Altering the gut microbiome may reduce the tumor-promoting effects of cigarette smoking, based on a preclinical study.
Mice treated with microbiome-depleting antibiotics or genetically modified to lack an adaptive immune response did not show increased rates of cancer growth when exposed to cigarette smoke, reported lead author Prateek Sharma, MBBS, of the University of Miami, and colleagues.
Although previous research has shown that the gut microbiome plays a role in the progression of cancer and that smoking alters the gut microbiome, the collective effects of these changes have not been studied, the investigators wrote in an abstract released as part of the annual Digestive Disease Week, which was canceled because of COVID-19.
“There is information that smoking changes the gut microbiome ... but the impact of this change is not known,” Dr. Sharma said in a virtual press conference.
To learn more, the investigators first performed an experiment using wild-type mice. All mice were injected with a cancer cell line from the pancreas, colon, or bladder. Mice were then sorted into four groups, in which they were given microbiome-depleting antibiotics and exposed to smoke, given antibiotics alone, exposed to smoke alone, or left untreated and unexposed to serve as controls. Tumor size was then measured over the course of 2 months.
The experiment revealed that mice exposed to smoke but not treated with antibiotics had increased rates of tumor growth regardless of cancer type. But in mice treated with antibiotics, the tumor-promoting effects of smoke exposure were completely lost; the mice had rates of tumor growth even lower than controls.
This experiment was repeated with mice genetically engineered to lack an adaptive immune response. Regardless of smoke or antibiotic exposure, all mice had comparable rates of tumor growth.
Dr. Sharma offered a summary of the findings and their possible implications for human medicine.
“Cigarette smoking changes the gut microbiome, and this changed gut microbiome interacts with the immune system to affect cancer progression,” he said. “If we can target this changed microbiome with modulation strategies like antibiotics, probiotics, or administration of good bacteria, we can alter this process. And if the same results are found in human studies, it could go a long way to affect cancer outcomes in smokers.”

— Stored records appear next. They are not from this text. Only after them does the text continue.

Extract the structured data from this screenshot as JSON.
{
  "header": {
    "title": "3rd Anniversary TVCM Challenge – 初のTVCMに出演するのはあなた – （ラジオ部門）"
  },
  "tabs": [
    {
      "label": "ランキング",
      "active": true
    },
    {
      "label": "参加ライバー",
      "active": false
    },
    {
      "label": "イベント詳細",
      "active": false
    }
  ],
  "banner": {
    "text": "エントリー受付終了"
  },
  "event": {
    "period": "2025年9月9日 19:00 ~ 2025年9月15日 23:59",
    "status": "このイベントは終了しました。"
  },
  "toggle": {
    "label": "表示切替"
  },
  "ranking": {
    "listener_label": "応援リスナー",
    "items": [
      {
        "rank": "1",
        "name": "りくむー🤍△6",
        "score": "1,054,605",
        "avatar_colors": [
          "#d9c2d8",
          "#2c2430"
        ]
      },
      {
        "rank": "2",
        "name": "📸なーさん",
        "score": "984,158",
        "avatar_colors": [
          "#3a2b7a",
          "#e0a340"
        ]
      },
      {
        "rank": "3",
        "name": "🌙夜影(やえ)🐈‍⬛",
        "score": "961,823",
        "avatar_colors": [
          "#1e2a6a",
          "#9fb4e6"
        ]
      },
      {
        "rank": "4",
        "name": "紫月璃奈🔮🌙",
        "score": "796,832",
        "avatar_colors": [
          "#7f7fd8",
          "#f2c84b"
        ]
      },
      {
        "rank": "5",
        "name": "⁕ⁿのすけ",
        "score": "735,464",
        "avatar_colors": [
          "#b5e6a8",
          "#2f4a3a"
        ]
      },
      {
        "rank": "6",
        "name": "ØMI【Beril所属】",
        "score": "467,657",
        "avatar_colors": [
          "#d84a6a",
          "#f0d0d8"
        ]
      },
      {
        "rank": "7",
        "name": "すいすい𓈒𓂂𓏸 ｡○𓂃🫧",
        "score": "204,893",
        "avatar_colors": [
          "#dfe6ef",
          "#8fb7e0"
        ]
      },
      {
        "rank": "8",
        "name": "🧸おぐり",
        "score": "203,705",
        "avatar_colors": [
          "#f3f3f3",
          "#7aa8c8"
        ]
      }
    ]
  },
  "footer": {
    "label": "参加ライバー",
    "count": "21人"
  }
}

In addition to human studies, Dr. Sharma said that future research should aim to uncover the underlying mechanisms involved in this process, including the types of bacteria that play a role.
When asked if the study might lessen concerns about the negative impacts of smoking among cancer patients, Dr. Sharma suggested that, even if the findings do translate to humans, smoking would still carry significant health risks.
“Even if gut microbiome modulation strategies do work in these patients, it may help a little, but it’s not going to bring it down to the level of nonsmokers, so it’s no way an excuse to not fear or continue [smoking],” he said.
The study was funded by the Florida Department of Health. The investigators reported no conflicts of interest.